Financing Photovoltaics for Alternative Energy Uses in Consumer Homes

According to, solar modules of 125 watts (peak) or higher are selling for about $4.80 per watt. To make a long story short, that price is still way too expensive to compete with regular utility-produced electricity. If you want to install a photovoltaic system on your home or business, expect a price tag, after labor and balance of plant is accounted for along with the modules, of at least $7.50 per watt.

Making the complex process of evaluating
a photovoltaic system a little easier.
(Photo: Clean Power Finance)

At prices like this, consumers will not widely adopt photovoltaic solutions without tax incentives and rebates. And by the time you have finished calculating the after-tax, multi-year return on investment, you will have a pretty big spreadsheet, and watch out if you dropped a digit somewhere.

This is where Clean Power Finance comes into the picture. Serving both consumers as well as contractors, they offer tools to streamline the process of analysing an investment in photovoltaic energy. For a monthly fee, a photovoltaic contractor accesses a secure online platform to manage leads, make estimates, generate proposals, provide return on investment scenarios, and process financing applications.

“We quickly realized there was a lack of modern tools available on the dealer side,” said Joseph Brakohiapa, CEO of San Francisco based Clean Power Finance. “Most other contractor tools [in other sectors] are well established and aren’t necessarily as complex,” said Brakohiapa, “in the solar energy world there is still a tendency for the customer to really know the details.”

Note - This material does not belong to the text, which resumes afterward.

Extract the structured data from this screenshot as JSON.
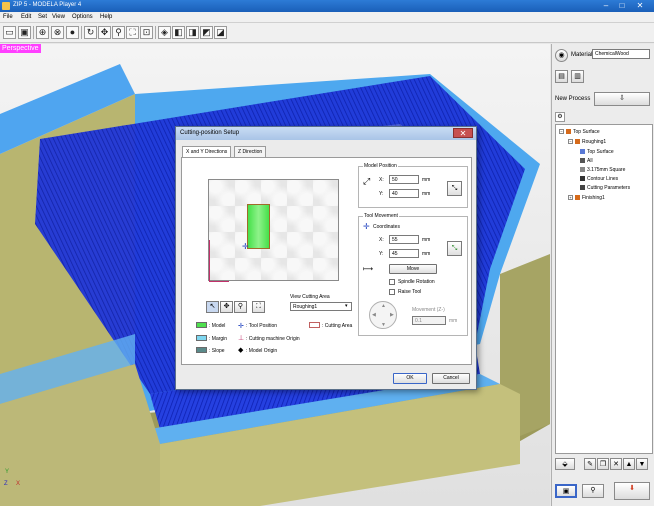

Small wonder. In California, for example, if a commercial customer buys a photovoltaic system, they will be entitled (at least this year) to a 30% federal and state tax credit, plus accelerated depreciation that can allow as much as 60% of the system to get written off in the first year – but watch out – the depreciation base is reduced by 50% of the tax credit. They will also get rebates from the local utility company – but the rebate amounts vary. They may be eligible for “renewable energy credits,” (read the law closely here) which they may be able to sell through brokers for a price that varies, depending on who you ask, between $10 and $50 per megawatt-hour. And of course to calculate utility bill savings they will need to determine how much energy the system will produce, and check that amount by hour of the day and time of year and compare that to the utility rates they expect will apply during all of those various times. Crucially, they will also have to estimate how fast utility rates will increase over the course of the system’s life. Have fun.

“We have built into our model all of the utility rates, and monitor the rate changes of all the major utilities across the US,” said Brakohiapa. “We have in our database all of the certified solar products and all of their output specifications.” Nearly all of the variables that might affect a financial return on a photovoltaic investment are taken into account by Clean Power Finance’s model, making the process far easier for a dealer who wants to efficiently produce several presentations to prospective customers, and normalizing the process for the customer who can perform analysis and do what-ifs on the same 3rd party platform.

Clean Power Finance also works with over 150 financial institutions around the US, offering various forms of financing including leasing and borrowing, and the more complex purchase power agreement financing that very large installations often negotiate. Eventually, Brakohiapa hopes Clean Power Finance can expand their services into other industry verticals such as rooftop solar thermal. When we spoke earlier today, we agreed that next generation rooftop solar thermal arrays – which have been around forever and are ubiquitous in more primitive incarnations all over the world – are just waiting for some new technologies and innovators to bring them back into the mainstream. Clean Power Finance was founded in 2006, they are privately funded, and they have approximately 15 employees.